Ella, tan animosa siempre que se tratabas en teoría de combatir a la impía revolución, y que se desataba en denuestos contra los “pícaros descamisados”, había perdido en aquel día todo su valor, y tan grande era su carencia de fe, que daba ya por seguro el triunfo de la insurrección, diciendo que Dios, o se había olvidado de España, o quería hacerla pasar por las más rudas pruebas.

Si la revolución triunfaba, ¿qué iba a ser del desgraciado país, dominado por la impiedad y el ateísmo?

Estas lamentaciones de la baronesa eran la única distracción de Enriqueta, que estaba junto a su hermana, en aquella apartada habitación, con el oído atento para escuchar lo que ocurría en la calle.

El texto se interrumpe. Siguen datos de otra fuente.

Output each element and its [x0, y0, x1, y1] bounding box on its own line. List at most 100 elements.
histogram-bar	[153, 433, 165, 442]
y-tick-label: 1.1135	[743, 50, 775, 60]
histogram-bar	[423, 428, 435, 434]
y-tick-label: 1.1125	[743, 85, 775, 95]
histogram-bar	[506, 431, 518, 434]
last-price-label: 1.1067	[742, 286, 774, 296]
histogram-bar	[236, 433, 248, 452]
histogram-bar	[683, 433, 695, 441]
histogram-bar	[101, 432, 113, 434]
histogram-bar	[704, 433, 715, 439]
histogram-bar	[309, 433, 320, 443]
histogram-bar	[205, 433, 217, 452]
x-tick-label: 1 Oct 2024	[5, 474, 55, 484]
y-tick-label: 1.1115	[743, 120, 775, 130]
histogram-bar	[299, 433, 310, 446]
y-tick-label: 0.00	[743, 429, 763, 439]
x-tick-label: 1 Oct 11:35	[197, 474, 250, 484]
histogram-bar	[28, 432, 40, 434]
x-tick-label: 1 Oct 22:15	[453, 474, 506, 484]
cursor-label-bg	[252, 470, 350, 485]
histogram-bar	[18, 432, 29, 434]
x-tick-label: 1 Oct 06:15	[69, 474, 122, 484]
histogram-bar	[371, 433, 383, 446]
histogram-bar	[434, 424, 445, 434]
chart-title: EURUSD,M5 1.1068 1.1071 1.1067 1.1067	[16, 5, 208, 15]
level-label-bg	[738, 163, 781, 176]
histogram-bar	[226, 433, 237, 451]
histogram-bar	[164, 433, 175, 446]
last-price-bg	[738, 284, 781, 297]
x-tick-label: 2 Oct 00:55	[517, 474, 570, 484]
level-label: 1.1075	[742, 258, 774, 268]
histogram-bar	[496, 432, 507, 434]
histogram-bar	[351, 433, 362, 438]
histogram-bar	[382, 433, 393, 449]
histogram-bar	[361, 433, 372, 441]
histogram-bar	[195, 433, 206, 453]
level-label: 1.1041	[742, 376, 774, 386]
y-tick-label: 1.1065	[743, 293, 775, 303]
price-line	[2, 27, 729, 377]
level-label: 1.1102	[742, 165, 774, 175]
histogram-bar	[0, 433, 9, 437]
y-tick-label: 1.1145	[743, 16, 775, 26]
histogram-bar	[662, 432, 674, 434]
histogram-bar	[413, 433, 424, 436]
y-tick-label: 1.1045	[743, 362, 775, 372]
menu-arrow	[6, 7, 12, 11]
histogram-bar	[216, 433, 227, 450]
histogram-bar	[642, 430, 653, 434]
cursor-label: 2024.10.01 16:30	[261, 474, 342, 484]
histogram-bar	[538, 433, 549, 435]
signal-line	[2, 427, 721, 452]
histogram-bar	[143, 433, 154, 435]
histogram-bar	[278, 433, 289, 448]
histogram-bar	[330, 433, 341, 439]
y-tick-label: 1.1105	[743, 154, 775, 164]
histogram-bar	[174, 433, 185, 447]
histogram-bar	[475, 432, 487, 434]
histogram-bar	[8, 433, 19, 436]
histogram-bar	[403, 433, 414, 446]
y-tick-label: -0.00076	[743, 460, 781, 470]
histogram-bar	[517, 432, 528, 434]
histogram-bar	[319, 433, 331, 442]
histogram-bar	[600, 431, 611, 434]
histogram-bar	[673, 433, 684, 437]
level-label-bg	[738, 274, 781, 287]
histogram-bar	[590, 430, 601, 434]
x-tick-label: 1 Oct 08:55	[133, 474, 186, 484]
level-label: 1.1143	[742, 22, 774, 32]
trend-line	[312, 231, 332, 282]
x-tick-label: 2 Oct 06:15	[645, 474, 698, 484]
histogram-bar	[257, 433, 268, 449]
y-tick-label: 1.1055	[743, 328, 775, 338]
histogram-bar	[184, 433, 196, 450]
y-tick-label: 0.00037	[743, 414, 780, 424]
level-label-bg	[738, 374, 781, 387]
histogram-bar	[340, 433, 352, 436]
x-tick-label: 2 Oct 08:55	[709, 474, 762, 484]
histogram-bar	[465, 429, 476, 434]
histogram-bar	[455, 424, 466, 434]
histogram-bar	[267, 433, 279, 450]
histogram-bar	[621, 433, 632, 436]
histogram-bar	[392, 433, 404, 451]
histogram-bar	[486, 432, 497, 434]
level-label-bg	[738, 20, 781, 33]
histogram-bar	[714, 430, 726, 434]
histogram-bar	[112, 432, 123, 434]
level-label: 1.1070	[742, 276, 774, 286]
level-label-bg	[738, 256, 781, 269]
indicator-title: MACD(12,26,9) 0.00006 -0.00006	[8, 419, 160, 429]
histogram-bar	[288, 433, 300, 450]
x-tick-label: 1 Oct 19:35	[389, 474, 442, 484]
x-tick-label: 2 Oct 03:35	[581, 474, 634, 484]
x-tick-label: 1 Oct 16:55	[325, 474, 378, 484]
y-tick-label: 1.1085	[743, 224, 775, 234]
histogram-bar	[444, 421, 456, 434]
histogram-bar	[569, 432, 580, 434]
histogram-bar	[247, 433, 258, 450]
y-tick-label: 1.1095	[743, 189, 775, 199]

Sentía una curiosidad tan grande, que varias veces había querido dirigirse a las habitaciones que daban al la calle, para ver lo que ocurría en la cercana plaza; pero las aisladas detonaciones que durante toda la mañana estuvieron sonando, y el lejano fragor de la lucha entablada al otro extremo de Madrid, aterrorizaban de tal modo a la baronesa, que se opuso tenazmente al capricho de su hermana.

Esta no experimentaba inquietud alguna por la ausencia de su esposo.

A pesar de que en un momento de excitación de su amor propio se había mostrado ofendida por la conducta de Quirós, ahora le era indiferente la suerte de este hombre. Su pensamiento estaba fijo en Alvarez, que en aquellos instantes debía estar en verdadero peligro, exponiendo su vida en defensa de sus ideales.

Agitada por tales pensamientos, pasó Enriqueta casi todo el día al lado de su hermana o en la habitación donde estaba, al cuidado de la nodriza, su hija, la pequeña María, que escuchaba con infantil curiosidad el estrépito de la lejana lucha.

Cuando fué atacada la plaza de Antón Martín, las descargas de fusilería y el fuego de cañón, hicieron llegar al período álgido el terror que experimentaban todos los habitantes de aquella casa...

Enriqueta, cuyo carácter desplegaba en los momentos supremos toda la energía de su padre, era la que mayor serenidad mostraba, y, con varonil curiosidad, llegó hasta las cerradas habitaciones que daban a la calle, para escuchar mejor los terribles incidentes de la lucha.